F.Bölge Adliye Mahkemesince Bozmaya Uyularak Verilen Son Karar

Bölge Adliye Mahkemesinin yukarıdaki başlıkta tarih ve sayısı belirtilen kararı ile kesinleşen kısımlar hakkında karar verilmesine yer olmadığına, ortak çocuk yararına aylık 1.500,00 TL iştirak nafakasına, iştirak nafakasının her yıl TÜİK tarafından belirlenen ÜFE oranında arttırılarak devamına, kadın yararına şartları oluştuğundan boşanma hükmünün kesinleştiği tarihten itibaren işleyecek yasal faizi ile birlikte 50.000,00 TL maddî tazminat, 40.000,00 TL manevî tazminata karar verilmiştir.

VI. TEMYİZ

A. Temyiz Yoluna Başvuranlar

Mahkemenin yukarıda belirtilen kararına karşı süresi içinde taraf vekilleri temyiz isteminde bulunmuştur.

B. Temyiz Sebepleri

1.... kadın vekili temyiz dilekçesinde özetle; Bölge Adliye Mahkemesi tarafından kadın yararına hükmedilen tazminat miktarlarının kusur durumu, tarafların ekonomik ve sosyal durumları dikkate alındığından çok az olduğu, ortak çocuğun ihtiyaçları, yaşı dikkate alındığından iştirak nafakası miktarının da çok az olduğu, kararda harç ve yargılama gideri ile ilgili düzenleme olmamasının da hatalı olduğu, Bölge Adliye Mahkemesi tarafından duruşma açılmasına rağmen kadın yararına vekâlet ücreti takdir edilmemesinin hatalı olduğu belirtilerek; tazminatları, iştirak nafakasının miktarları, harç, yargılama gideri ve vekâlet ücreti yönünden temyiz başvurusunda bulunmuştur.
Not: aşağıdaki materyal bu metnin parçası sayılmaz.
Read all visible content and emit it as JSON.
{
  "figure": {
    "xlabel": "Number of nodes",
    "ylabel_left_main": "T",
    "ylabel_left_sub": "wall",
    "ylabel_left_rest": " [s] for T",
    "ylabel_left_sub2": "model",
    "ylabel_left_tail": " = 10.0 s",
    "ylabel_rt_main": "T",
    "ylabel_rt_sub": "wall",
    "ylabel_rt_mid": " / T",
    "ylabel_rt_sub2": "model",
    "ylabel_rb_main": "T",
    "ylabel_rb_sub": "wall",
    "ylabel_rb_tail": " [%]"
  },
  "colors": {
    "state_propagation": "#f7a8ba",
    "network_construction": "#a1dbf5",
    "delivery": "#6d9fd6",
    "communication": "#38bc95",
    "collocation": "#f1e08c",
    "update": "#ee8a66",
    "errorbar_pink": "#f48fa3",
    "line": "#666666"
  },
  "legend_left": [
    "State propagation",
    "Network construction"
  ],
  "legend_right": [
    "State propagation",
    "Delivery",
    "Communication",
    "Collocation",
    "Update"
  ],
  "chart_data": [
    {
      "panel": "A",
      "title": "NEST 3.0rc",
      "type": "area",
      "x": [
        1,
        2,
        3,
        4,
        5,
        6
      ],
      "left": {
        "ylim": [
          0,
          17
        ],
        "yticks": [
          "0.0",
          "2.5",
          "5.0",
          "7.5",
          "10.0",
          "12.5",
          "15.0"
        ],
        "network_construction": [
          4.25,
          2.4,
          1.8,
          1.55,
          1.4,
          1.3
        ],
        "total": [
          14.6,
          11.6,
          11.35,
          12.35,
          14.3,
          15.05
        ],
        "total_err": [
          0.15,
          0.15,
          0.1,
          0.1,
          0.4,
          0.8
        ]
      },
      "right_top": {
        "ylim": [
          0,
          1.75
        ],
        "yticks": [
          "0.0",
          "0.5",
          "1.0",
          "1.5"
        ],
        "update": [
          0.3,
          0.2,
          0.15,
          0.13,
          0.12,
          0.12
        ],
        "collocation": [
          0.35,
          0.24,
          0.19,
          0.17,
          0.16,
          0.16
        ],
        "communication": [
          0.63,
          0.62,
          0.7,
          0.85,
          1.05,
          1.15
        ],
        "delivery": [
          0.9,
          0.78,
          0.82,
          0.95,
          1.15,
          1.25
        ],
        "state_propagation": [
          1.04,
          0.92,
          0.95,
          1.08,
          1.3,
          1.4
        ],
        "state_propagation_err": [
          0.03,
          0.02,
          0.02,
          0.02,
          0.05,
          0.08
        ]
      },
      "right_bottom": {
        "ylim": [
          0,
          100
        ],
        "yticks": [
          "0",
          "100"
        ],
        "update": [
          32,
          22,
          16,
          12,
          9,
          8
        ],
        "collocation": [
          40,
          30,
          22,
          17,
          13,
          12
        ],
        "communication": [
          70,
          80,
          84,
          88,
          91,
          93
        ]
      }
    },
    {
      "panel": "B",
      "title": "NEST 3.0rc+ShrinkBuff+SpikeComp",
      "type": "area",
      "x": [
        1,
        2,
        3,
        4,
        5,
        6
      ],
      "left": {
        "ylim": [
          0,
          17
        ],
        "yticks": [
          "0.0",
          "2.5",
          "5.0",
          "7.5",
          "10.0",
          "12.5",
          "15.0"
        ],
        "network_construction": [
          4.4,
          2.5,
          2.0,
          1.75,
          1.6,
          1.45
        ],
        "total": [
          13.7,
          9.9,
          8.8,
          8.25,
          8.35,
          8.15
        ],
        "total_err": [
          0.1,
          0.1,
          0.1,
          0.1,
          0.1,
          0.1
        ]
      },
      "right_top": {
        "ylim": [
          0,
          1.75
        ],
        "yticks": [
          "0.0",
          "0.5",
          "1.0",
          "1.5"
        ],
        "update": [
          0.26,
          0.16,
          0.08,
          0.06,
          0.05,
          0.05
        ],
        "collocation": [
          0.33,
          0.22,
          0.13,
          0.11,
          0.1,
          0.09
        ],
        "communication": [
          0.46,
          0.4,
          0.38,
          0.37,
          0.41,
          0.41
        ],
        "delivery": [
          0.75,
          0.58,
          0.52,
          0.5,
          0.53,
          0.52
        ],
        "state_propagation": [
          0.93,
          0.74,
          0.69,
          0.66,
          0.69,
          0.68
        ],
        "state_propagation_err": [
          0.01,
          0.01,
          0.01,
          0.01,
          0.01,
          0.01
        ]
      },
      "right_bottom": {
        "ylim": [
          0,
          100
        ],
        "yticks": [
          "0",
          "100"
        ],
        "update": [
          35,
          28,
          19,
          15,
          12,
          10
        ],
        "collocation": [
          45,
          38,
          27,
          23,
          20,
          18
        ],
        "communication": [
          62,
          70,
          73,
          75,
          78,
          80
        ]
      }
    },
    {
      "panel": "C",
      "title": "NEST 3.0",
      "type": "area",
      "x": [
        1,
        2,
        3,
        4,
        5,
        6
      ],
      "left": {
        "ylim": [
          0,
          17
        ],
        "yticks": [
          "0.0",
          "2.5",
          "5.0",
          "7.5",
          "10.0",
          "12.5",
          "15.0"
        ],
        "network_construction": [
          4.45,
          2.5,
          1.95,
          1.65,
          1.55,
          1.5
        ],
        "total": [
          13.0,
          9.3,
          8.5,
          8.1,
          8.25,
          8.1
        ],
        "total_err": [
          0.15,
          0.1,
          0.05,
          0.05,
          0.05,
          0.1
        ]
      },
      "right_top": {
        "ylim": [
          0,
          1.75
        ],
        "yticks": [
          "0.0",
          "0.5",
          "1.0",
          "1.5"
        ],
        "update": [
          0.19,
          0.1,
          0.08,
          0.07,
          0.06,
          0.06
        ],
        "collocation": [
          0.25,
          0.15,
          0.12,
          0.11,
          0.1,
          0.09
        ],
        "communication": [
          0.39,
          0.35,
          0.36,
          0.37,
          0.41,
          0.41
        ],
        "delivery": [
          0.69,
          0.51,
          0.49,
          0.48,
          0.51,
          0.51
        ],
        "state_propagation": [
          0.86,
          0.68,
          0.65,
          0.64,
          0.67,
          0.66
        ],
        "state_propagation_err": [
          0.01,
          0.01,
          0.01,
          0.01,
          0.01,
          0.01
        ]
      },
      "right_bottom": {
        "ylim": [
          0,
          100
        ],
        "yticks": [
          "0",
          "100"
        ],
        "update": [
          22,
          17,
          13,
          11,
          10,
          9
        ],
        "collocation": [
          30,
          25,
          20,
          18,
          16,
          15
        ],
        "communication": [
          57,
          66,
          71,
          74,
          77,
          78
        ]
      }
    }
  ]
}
2.Davalı-davacı erkek vekili temyiz dilekçesinde özetle; Bölge Adliye Mahkemesi tarafından ortak çocuk yararına hükmedilen iştirak nafakası miktarının çok fazla olduğu, erkeğin aylık geliri de dikkate alındığından ödeyecek maddî gücü olmadığı, iştirak nafakasına ÜFE oranında verilen artış oranının fazla olduğu, tazminatın zenginleşme aracı olmadığı, kadın yararına hükmedilen tazminat miktarlarının fazla olduğu belirtilerek; tazminatların ve iştirak nafakasının miktarları ile iştirak nafakası artış oranı yönünden temyiz başvurusunda bulunmuştur.

C. Gerekçe

1. Uyuşmazlık ve Hukuki Nitelendirme

Uyuşmazlık, kadın yararına hükmedilen tazminatlar ile ortak çocuk yararına hükmedilen iştirak nafakası miktarlarının dosya kapsamına, bozmanın amacına ve hakkaniyete uygun olup olmadığı, iştirak nafakasına uygulanan artış hükmünün yerinde olup olmadığı, bozma sonrası kanuni zorunluluk gereği açılan istinaf duruşması nedeniyle istinaf vekâlet ücretine karar verilmemesinin yerinde olup olmadığı, harç ve yargılama giderleri noktasında toplanmaktadır.

2. İlgili Hukuk

6100 sayılı Kanun'un 323 üncü ve devamı maddeleri, 369 uncu maddesinin birinci fıkrası, 370 inci ve 371 inci maddesi; 6098 sayılı Kanun'un 50 nci ve 51 inci maddeleri; 4721 sayılı Kanun'un 4 üncü, 174 üncü maddesinin birinci ve ikinci fıkraları,182 nci, 327 nci, 328 inci ve 330 uncu maddeleri.

3. Değerlendirme

1.Temyizen incelenen Bölge Adliye Mahkemesi kararında ve kararın gerekçesinde hukuk kurallarının somut olaya uygulanmasında bir isabetsizlik bulunmadığı, bozma kararı gereğince hüküm verilmiş olduğu anlaşılmakla; davalı-davacı erkek vekilinin tüm, ... kadın vekilinin ise aşağıdaki paragraf kapsamı dışında kalan temyiz itirazları yerinde görülmemiştir.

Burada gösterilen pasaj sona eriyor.